On 2020-11-23 09:20, Richard Biener wrote:
> On Sun, Nov 22, 2020 at 5:38 PM J.W. Jagersma <jwjager...@gmail.com> wrote:
>>
>> On 2020-11-21 12:27, J.W. Jagersma wrote:
>>> ...
>>> Another idea I had is to introduce a new operand modifier, eg. '-', which
>>> would signify that the output *must* be considered clobbered on exception,
>>> and it would be an error if a copy is not possible.  Then the meaning of '+'
>>> can be extended to say that the output must be valid regardless of whether 
>>> an
>>> exception occured or not.  Modifier '=' would mean the same as '+' with the
>>> additional implication that it is okay to eliminate earlier assignments, so
>>> that its value on the EH edge would be undefined.
>>
>> I've been working on implementing this, but I ran into an issue:
>>
>> First of all, in the first version of this patch I had to make sure that
>> debug stmts were inserted across the fallthrough edge, so that they don't
>> appear at the end a basic block.  I was surprised to find that this is no
>> longer necessary.
>>
>> Next I discovered that the following test case fails (returns -1):
>>
>>     int f ()
>>     {
>>       int i = 0;
>>       try { asm ("mov %0, 1; ud2" : "+r" (i)); }
>>       catch (...) { }
>>       return i - 1;
>>     }
>>
>> And this does succeed with a memory operand.
>>
>> It seems that something changed in the past few months, and now asm register
>> outputs are already being assigned via a temporary variable, somewhere.  Does
>> anyone know where that might be?
> 
> It's likely out-of SSA / RTL expansion inserting a bogus copy or doing
> coalescing on the EH edge.  Semantics of throwing asm stmts need to be
> honored there.
> 
> Richard.

Quick update.  I have a mostly working implementation now, the only case where
it fails is when an asm clobbers all callee-saved registers.  In this one case
the output is not available on the exception edge.  However this same case does
work correctly with an 'asm goto' that throws.

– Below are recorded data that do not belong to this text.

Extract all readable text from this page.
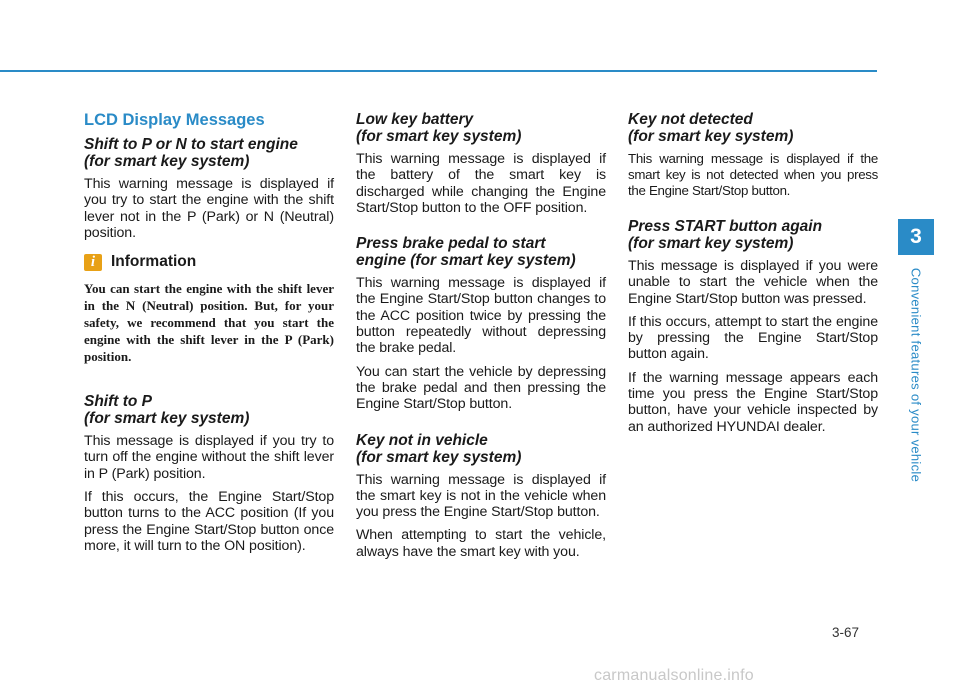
LCD Display Messages
Shift to P or N to start engine
(for smart key system)
This warning message is displayed if you try to start the engine with the shift lever not in the P (Park) or N (Neutral) position.
i	Information
You can start the engine with the shift lever in the N (Neutral) position. But, for your safety, we recommend that you start the engine with the shift lever in the P (Park) position.
Shift to P
(for smart key system)
This message is displayed if you try to turn off the engine without the shift lever in P (Park) position.
If this occurs, the Engine Start/Stop button turns to the ACC position (If you press the Engine Start/Stop button once more, it will turn to the ON position).
Low key battery
(for smart key system)
This warning message is displayed if the battery of the smart key is discharged while changing the Engine Start/Stop button to the OFF position.
Press brake pedal to start
engine (for smart key system)
This warning message is displayed if the Engine Start/Stop button changes to the ACC position twice by pressing the button repeatedly without depressing the brake pedal.
You can start the vehicle by depressing the brake pedal and then pressing the Engine Start/Stop button.
Key not in vehicle
(for smart key system)
This warning message is displayed if the smart key is not in the vehicle when you press the Engine Start/Stop button.
When attempting to start the vehicle, always have the smart key with you.
Key not detected
(for smart key system)
This warning message is displayed if the smart key is not detected when you press the Engine Start/Stop button.
Press START button again
(for smart key system)
This message is displayed if you were unable to start the vehicle when the Engine Start/Stop button was pressed.
If this occurs, attempt to start the engine by pressing the Engine Start/Stop button again.
If the warning message appears each time you press the Engine Start/Stop button, have your vehicle inspected by an authorized HYUNDAI dealer.
3
Convenient features of your vehicle
3-67
carmanualsonline.info
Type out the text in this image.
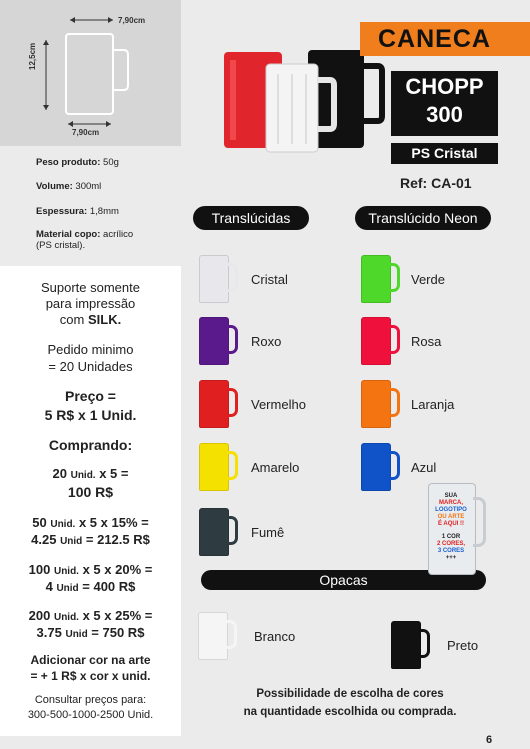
7,90cm
12,5cm
7,90cm
Peso produto: 50g
Volume: 300ml
Espessura: 1,8mm
Material copo: acrílico
(PS cristal).
Suporte somente
para impressão
com SILK.
Pedido minimo
= 20 Unidades
Preço =
5 R$ x 1 Unid.
Comprando:
20 Unid. x 5 =
100 R$
50 Unid. x 5 x 15% =
4.25 Unid = 212.5 R$
100 Unid. x 5 x 20% =
4 Unid = 400 R$
200 Unid. x 5 x 25% =
3.75 Unid = 750 R$
Adicionar cor na arte
= + 1 R$ x cor x unid.
Consultar preços para:
300-500-1000-2500 Unid.
CANECA
CHOPP
300
PS Cristal
Ref: CA-01
Translúcidas	Translúcido Neon
Opacas
Cristal
Roxo
Vermelho
Amarelo
Fumê
Verde
Rosa
Laranja
Azul
Branco
Preto
SUA
MARCA,
LOGOTIPO
OU ARTE
É AQUI !!
1 COR
2 CORES,
3 CORES
+++
Possibilidade de escolha de cores
na quantidade escolhida ou comprada.
6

The problem I think is in lra_process_new_insns (lra.c:1878) where the condition
to insert new insns across edges is "JUMP_P (insn)", but this should happen for
throwing asms as well.  I figured "insn == BB_END (BLOCK_FOR_INSN (insn))" would
make sense but that causes all sorts of trouble (segfaults during bootstrap).

Would appreciate any advice on what to do here.